Planetary Core Formation

Early-stage core-mantle differentiation and core formation represent pivotal geological events that defined the major geochemical and geophysical signatures of Earth. In order to test potential mechanisms and hypotheses of core formation, we need textural information on the interaction and separation of the solid and liquid phases. Previous experiments have been mostly limited to upper mantle conditions, though the actual events may have occurred at much higher pressures and temperatures.  DAC can achieve the necessary pressure and temperature conditions of this region, but textural study of a 100 µm-sized sample requires nanoscale in-situ probes that do not currently exist.

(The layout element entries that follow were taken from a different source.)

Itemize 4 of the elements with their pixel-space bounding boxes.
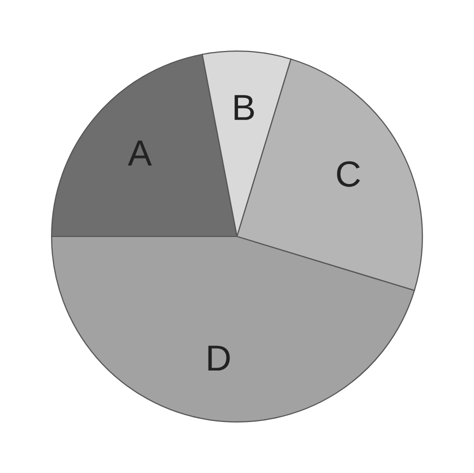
slice-label: C xyxy=(337,161,360,187)
slice-label: A xyxy=(128,140,152,166)
slice-label: B xyxy=(234,95,254,120)
slice-label: D xyxy=(208,346,230,371)
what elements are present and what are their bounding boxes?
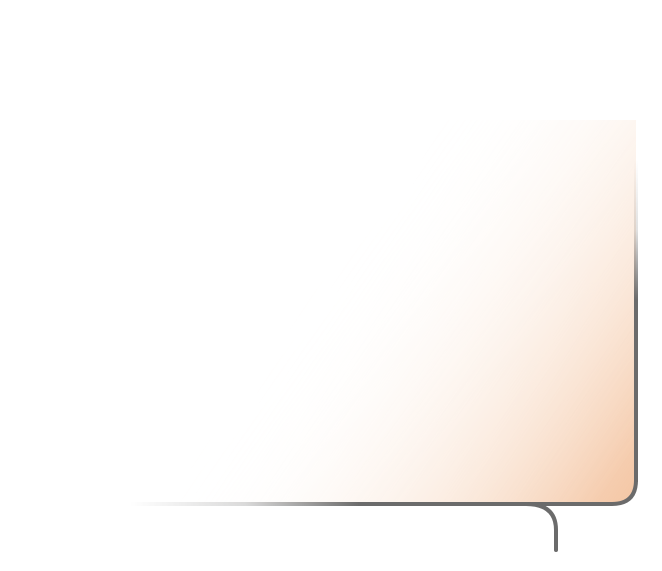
panel-fill	[0, 120, 636, 504]
panel-corner-border	[611, 479, 638, 506]
connector-hook	[524, 502, 558, 552]
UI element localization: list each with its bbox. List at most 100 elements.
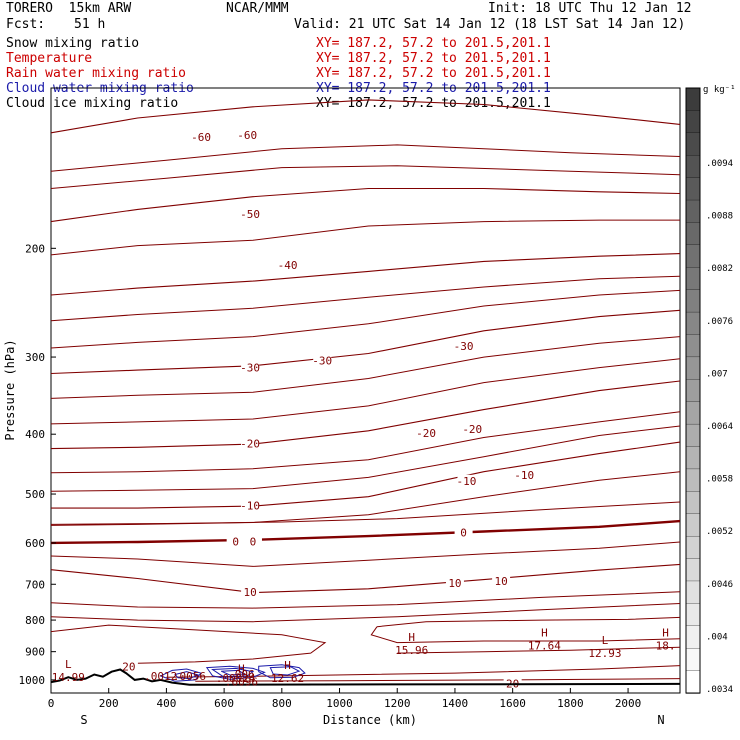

We have been working todevelop nanoscale x-ray computed tomography (nanoXCT) within a laser-heated diamond anvil cell.  Pilot studies we conducted this year have revealed the exciting potential for using nanoXCT as a powerful 3D petrographic probe for non-destructive, nanoscale (<40nm) resolution of multiple minerals and amorphous phases (including melts).  This will extend measurements of the texture, shape, porosity, dihedral angle, and other characteristics of molten iron-rich alloys coexisting with silicates and oxides to the relevant high pressure and high temperature conditions.  NanoXCT can also be used to investigate grain shape, intergrowth, orientation, and foliation -- as well as mineral chemistry and crystallography -- to understand whether shape-preferred orientation is a primary source of the observed seismic anisotropy in Earth’s D” layer and to determine the textures and shapes of the melt pockets and channels formed by the putative partial melt which may exist in ULVZs.